The inspiration for this material stems from the natural biology of cephalopods, such as octopuses, which can control their skin's appearance for camouflage or communication. Sun explains, 'Cephalopods use a complex system of muscles and nerves to dynamically control their skin's appearance and texture. Inspired by these soft organisms, we developed a 4D-printing system to replicate this concept in a synthetic, soft material.'
The 4D-printing method involves translating image or texture data onto a surface using binary ones and zeros, similar to the dot patterns in newspapers or photographs. This technique encodes digital information directly into the material, allowing the smart skin to change its appearance or texture in response to stimuli. The team's careful design of patterns determines how the material behaves overall, enabling them to 'print instructions' into the material that dictate its reactions to environmental changes.
One of the most remarkable demonstrations of the smart skin is its ability to hide and reveal information. The team encoded a photo of the Mona Lisa onto the hydrogel. When washed with ethanol, the image disappeared, but it reappeared when the film was immersed in ice water or gradually heated. This behavior could be utilized for camouflage or information encryption, where messages are hidden and revealed under specific conditions. Additionally, the material can be stretched gently to uncover hidden patterns, adding another layer of security through mechanical deformation.
The smart skin is highly malleable, transforming easily from a flat sheet into non-traditional, bio-inspired shapes with complex textures. Unlike other shape-morphing materials, this effect doesn't require multiple layers or different materials. Instead, the shapes and textures can be controlled by the digitally printed halftone pattern within a single sheet, mimicking the intricate patterns on cephalopod skin.
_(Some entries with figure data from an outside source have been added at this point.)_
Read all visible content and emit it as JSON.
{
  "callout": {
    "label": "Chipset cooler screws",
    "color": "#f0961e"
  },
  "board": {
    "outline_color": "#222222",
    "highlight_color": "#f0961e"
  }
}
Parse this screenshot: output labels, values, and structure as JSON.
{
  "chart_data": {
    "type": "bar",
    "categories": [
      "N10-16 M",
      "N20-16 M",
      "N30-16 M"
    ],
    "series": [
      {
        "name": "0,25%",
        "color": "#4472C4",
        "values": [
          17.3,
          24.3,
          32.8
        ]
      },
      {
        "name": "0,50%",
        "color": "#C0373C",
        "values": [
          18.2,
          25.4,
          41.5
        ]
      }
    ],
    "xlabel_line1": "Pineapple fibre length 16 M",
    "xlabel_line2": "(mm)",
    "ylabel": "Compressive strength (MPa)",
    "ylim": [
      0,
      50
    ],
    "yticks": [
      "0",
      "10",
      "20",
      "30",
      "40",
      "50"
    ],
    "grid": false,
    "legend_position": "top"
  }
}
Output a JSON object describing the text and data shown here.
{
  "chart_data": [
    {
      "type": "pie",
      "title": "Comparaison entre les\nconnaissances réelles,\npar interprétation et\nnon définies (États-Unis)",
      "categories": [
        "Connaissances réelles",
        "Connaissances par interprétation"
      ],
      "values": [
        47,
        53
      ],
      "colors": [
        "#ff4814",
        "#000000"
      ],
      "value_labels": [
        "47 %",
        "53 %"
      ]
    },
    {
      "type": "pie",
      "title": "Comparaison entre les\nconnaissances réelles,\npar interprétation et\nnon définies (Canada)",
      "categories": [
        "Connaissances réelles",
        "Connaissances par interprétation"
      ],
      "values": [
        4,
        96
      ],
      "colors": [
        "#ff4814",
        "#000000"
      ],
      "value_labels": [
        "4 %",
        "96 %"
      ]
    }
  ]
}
Building on these shape-morphing capabilities, the researchers demonstrated that the smart skin can combine multiple functions simultaneously. By co-designing the halftone patterns, they encoded the Mona Lisa image directly into flat films that later emerged as 3D shapes. As the flat sheets curved into dome-like structures, the hidden image information gradually became visible, showcasing how changes in shape and appearance can be programmed together.
Sun highlights the significance of this work, stating, 'Similar to how cephalopods coordinate body shape and skin patterning, the synthetic smart skin can simultaneously control its appearance and deformation within a single, soft material.' This research builds upon previous efforts to 4D-print smart hydrogels, focusing on the co-design of mechanical properties and programmable 2D-to-3D shape morphing. The current study introduces a halftone-encoded 4D printing method to co-design multiple functions within a single smart hydrogel film.
Looking ahead, the team aims to develop a general and scalable platform for precise digital encoding of multiple functions into a single adaptive smart material system. Sun emphasizes the broad implications of this interdisciplinary research, which includes stimulus-responsive systems, biomimetic engineering, advanced encryption technologies, and biomedical devices.
The co-authors affiliated with Penn State include doctoral candidates Haotian Li and Juchen Zhang, and lecturer Tengxiao Liu. Additionally, Professor H. Jerry Qi from the Georgia Institute of Technology collaborated on this groundbreaking work.